Wielding a machete that hours earlier he used to trim trees, Tilakdharry Basdeo repeatedly slashed his wife in the master bedroom of the couple's West Boca home on July 18, 2011.
Sonawatie Sukhu survived the cuts to her arms, shoulder and neck, and later that day Basdeo, 36, confessed to the brutal attack.
So the only question for a Palm Beach County jury in Basdeo's trial on Thursday was whether it was a premeditated act of attempted first-degree murder as charged by prosecutors, the lesser offense of aggravated battery with a deadly weapon as requested by the defense, or yet another crime.
The six jurors went with the alternative, concluding after 2-1/2 hours of deliberations that Basdeo is guilty of attempted manslaughter, committed while the couple's 12-year-old daughter watched in horror.
Circuit Judge Robin Rosenberg called for a Jan. 16 hearing to schedule Basdeo's sentencing.
Basdeo, who five months ago declined a plea deal for a 13-year prison sentence, now faces up to 15 years behind bars. But by avoiding an attempted murder conviction, he no longer faces the possibility of up to life in prison.
Assistant Public Defender Greg Rosenfeld argued Basdeo "lost it" and was in a "blind rage" when he sliced Sukhu eight times with the machete, after Sukhu repeatedly refused to tell her husband where she spent the previous night away from their home on Marlin Drive west of Boca Raton.
"Mr. Basdeo committed an inexcusable, terrible act," said Rosenfeld, who represented the defendant along with Assistant Public Defender Christine Geraghty. "We're not here justifying what he did."
During her closing statement, Geraghty said prosecutors failed to provide evidence Basdeo intended to kill Sukhu.
"He could have hit her in the head, the throat and abdomen," Geraghty said. "If he intended to kill her with a machete she'd be dead right now."
But Assistant State Attorneys Jen Lopez and Lindsay Brown said Basdeo, angry about his wife's secrecy, made up his mind to kill her — and nearly did so.
"He continues to slash and slash at her," Lopez told the jury, while holding Basdeo's machete in a demonstration. "He only stops when he believes she is dead."
In her rebuttal to Geraghty, Brown asked the jurors to use their common sense to arrive at the conclusion that Basdeo clearly knew what he was doing.
"He is taking a machete and aiming for her head," Brown said. "Of course he intends to kill her."
Basdeo did not testify during the two-day trial. But jurors listened to his words during a video statement to a detective and during his 911 call.
"I think I just murdered my wife," Basdeo told the operator, as he proceeded to wail loudly.
The jury of four men and two women also heard portions of a 911 call from their daughter. "Please help!" she cried.
Sukhu testified Wednesday she had been upset that her husband had been disappearing for stretches of days and nights, and she decided she was going to show him how it felt to have a missing spouse.
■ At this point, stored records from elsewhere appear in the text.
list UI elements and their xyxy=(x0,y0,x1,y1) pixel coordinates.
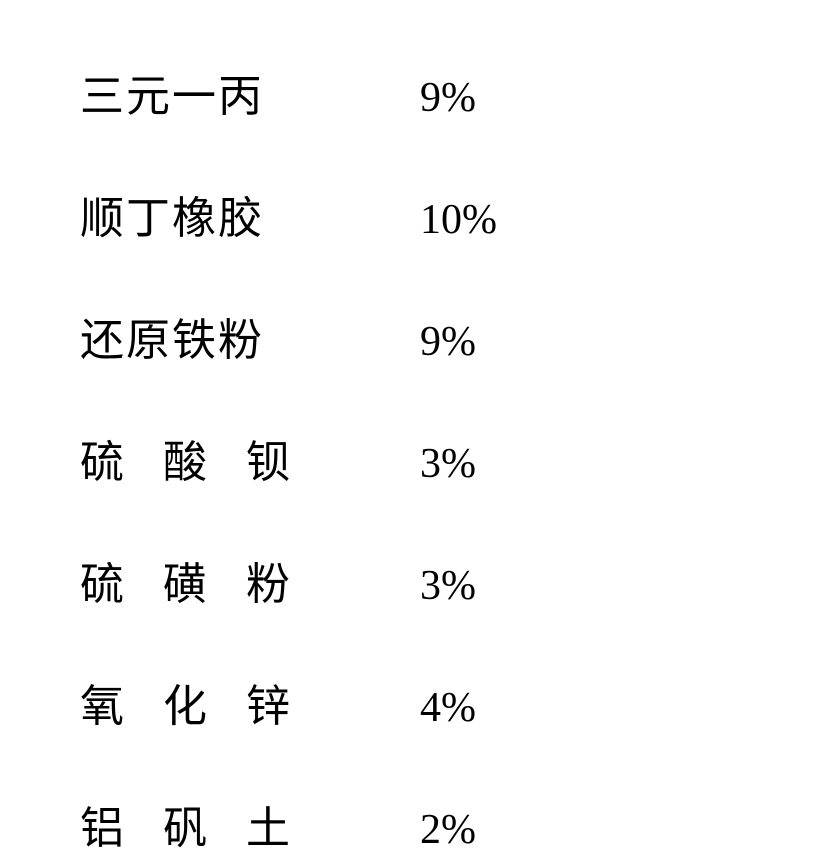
table-row: 还原铁粉 9% xyxy=(80,304,755,368)
table-row: 硫 磺 粉 3% xyxy=(80,548,755,612)
material-name: 硫 磺 粉 xyxy=(80,548,420,612)
composition-table: 三元一丙 9% 顺丁橡胶 10% 还原铁粉 9% 硫 酸 钡 3% 硫 磺 粉 … xyxy=(80,40,755,856)
table-row: 铝 矾 土 2% xyxy=(80,792,755,856)
material-name: 还原铁粉 xyxy=(80,304,420,368)
material-percentage: 4% xyxy=(420,684,476,732)
material-percentage: 9% xyxy=(420,318,476,366)
material-percentage: 3% xyxy=(420,562,476,610)
material-percentage: 2% xyxy=(420,806,476,854)
table-row: 氧 化 锌 4% xyxy=(80,670,755,734)
material-percentage: 9% xyxy=(420,74,476,122)
table-row: 顺丁橡胶 10% xyxy=(80,182,755,246)
material-name: 铝 矾 土 xyxy=(80,792,420,856)
material-name: 顺丁橡胶 xyxy=(80,182,420,246)
table-row: 硫 酸 钡 3% xyxy=(80,426,755,490)
table-row: 三元一丙 9% xyxy=(80,60,755,124)
material-percentage: 3% xyxy=(420,440,476,488)
material-name: 三元一丙 xyxy=(80,60,420,124)
material-percentage: 10% xyxy=(420,196,497,244)
material-name: 硫 酸 钡 xyxy=(80,426,420,490)
material-name: 氧 化 锌 xyxy=(80,670,420,734)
Sukhu said she went to a party at a friend's house on July 17, 2011 and didn't return home until after 2 p.m. the next day.
"He just kept asking where I was and I told him it was none of his business," she recalled.
Sukhu said she didn't take Basdeo seriously when he announced during a "family meeting" that he was going to the kitchen to get the cutlass — the term for a machete in their native country of Guyana.
"I thought," she said, "it was a harmless threat."